Tuesday 15 July 2014

Impressions from Yaverland

Yaverland is a village between Brading and Sandown on the Isle of Wight and is home to a rather splendid beach, running west from below Culver Down, past many millions of years of geological history and home to almost as many fossil hunters as Charmouth.

One starts at the car park by the café (see 50.661666, -1.136405). The car park comes with a well appointed toilet block and the café, provided one gets there early enough, comes with well made rock cakes, a species of cake of which I am fond. Maybe I am prompted to attempt to make some myself.

The beach seems to be as much the preserve of caulkheads as holiday makers and as the beach to the east of the café is open to dogs, one gets rather a lot of them, particularly at weekends when the caulkheads are free to come out to play. They can be something of a nuisance, as on one occasion was an owner who was ejaculating the phrase 'good girl' at what seemed like 10 second intervals for half hours at a time. The nuisance seemed to be compounded by the subtly irritating variations in enunciation. I think he was requiring the dog in question to keep on fetching a ball from the sea.

There was a moment of hilarity however, while the Polish family on the other side of us were cooking their lunch time sausages on one of those disposable barbecues that come in a tin foil tray. One of the sausages managed to fall out of the tray onto the sand and the lady of the family picked it up, marched down to the sea and attempted to wash it: one had lurid visions of the salt water swirling, entirely ineffectively, around the sand firmly cemented to the sausage by rapidly congealing pork fat. She then resorted to brushing the sand off before returning the sausage to its rightful owner for onward consumption.

Meanwhile, a lady caulkhead sat firmly on the beach (she being a reasonably big girl) reading her mobile phone while her young daughter played around, wishing her mother would join in, and while her husband and son went for a walk to the fossils. How she could see anything in the bright sunlight was a mystery, but she also kept it up for half hours at a time.

Later in the afternoon, heading east towards Culver Cliffs, we came across a very small encampment at the foot of the cliffs, a small tent fenced in with windbreaks and which appeared to be home to someone or other. The encampment has now been there for several days, which seemed odd, given that there were much better places for a spot of freelance camping quite close to hand. What sort of a person did we have here? Did he or she have special needs?

The next day, the Polish lady had, as it were, her revenge for our amusement at her expense. The day was hot but windy and we got home from Yaverland to find very fine sand stuck all over us, sand which seemed to take an inordinate amount of soap and hot water to get off. Indeed, I am still coming across odd remnants some days later.

But a fine beach, good for both sitting and swimming.

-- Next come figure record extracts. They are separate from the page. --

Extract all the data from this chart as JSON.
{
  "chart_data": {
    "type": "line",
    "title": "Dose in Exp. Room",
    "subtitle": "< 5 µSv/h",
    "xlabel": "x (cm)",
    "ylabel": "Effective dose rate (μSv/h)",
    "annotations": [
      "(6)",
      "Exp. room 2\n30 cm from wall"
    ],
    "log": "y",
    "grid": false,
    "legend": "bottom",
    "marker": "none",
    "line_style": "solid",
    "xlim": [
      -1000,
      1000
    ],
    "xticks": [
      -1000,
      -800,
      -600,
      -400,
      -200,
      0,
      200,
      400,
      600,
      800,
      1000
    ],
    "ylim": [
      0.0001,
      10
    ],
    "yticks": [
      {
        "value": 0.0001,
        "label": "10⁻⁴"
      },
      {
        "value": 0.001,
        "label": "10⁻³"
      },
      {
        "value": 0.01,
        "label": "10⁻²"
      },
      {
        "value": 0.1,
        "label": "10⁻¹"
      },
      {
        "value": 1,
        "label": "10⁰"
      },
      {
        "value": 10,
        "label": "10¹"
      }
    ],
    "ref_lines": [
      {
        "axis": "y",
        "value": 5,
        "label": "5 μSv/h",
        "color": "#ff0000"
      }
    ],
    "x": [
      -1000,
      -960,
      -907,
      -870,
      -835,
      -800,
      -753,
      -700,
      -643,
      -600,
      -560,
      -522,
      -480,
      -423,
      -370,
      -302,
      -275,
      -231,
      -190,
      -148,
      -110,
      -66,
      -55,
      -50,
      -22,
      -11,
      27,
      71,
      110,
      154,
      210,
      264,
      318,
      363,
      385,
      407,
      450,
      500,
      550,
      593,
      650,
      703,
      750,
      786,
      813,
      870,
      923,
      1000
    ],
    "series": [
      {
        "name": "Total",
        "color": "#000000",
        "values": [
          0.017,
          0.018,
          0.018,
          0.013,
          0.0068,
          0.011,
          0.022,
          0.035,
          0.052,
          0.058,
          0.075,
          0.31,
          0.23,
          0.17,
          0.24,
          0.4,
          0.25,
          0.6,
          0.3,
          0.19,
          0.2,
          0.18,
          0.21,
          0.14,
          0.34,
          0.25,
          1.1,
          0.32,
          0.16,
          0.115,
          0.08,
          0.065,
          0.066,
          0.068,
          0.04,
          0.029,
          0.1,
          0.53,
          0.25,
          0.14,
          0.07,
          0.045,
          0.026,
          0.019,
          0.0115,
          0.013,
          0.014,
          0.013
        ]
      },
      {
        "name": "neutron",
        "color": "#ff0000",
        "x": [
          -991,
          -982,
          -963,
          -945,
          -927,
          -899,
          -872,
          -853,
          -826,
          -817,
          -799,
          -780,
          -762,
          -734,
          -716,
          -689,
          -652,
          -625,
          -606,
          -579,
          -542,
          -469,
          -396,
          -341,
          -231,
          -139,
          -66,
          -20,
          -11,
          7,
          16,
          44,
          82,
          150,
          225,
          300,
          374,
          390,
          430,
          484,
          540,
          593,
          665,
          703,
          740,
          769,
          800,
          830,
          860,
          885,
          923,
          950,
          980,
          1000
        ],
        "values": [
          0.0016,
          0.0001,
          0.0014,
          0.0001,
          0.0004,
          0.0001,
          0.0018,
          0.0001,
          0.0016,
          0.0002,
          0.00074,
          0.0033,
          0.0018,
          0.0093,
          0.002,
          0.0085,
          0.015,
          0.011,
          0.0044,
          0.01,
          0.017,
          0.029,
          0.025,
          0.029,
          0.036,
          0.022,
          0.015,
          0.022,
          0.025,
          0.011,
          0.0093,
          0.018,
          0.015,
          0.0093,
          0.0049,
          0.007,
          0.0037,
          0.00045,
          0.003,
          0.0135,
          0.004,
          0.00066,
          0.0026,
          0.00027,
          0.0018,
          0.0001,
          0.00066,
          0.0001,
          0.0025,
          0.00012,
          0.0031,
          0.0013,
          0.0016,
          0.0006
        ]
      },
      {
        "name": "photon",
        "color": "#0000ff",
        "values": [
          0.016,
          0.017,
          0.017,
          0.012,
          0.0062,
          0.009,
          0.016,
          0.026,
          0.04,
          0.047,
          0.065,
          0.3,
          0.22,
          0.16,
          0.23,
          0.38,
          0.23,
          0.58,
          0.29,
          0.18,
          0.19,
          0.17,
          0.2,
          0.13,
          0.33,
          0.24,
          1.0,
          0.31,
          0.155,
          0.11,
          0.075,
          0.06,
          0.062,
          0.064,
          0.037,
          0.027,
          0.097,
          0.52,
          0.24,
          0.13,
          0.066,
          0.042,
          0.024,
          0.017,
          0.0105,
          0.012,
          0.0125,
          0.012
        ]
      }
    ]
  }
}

We have now clocked up three swims and aim to have some more before we are done.

And lastly, this morning, I was reading in Osbert of his introduction to the world of the visual arts, in the form of a painting owned by his father, possibly once hung at Renishaw Hall (see http://www.renishaw-hall.co.uk/), painted by George Morland and of the Duchess of Devonshire kissing a butcher in an effort to obtain his vote for her candidate, the infamous Fox, in an election at Westminster in 1793 or so. Intrigued, I asked google, to find that both the painter and the painting appear to exist, but completely failing to find an image of this painting. But I did learn that the Duchess had prompted a whole raft of prints and paintings at the time, one of which is included above, courtesy of a library in the US, perhaps the Lewis Library at Princeton. Also that unseemly pictures of celebrities were not invented by Rupert Murdoch.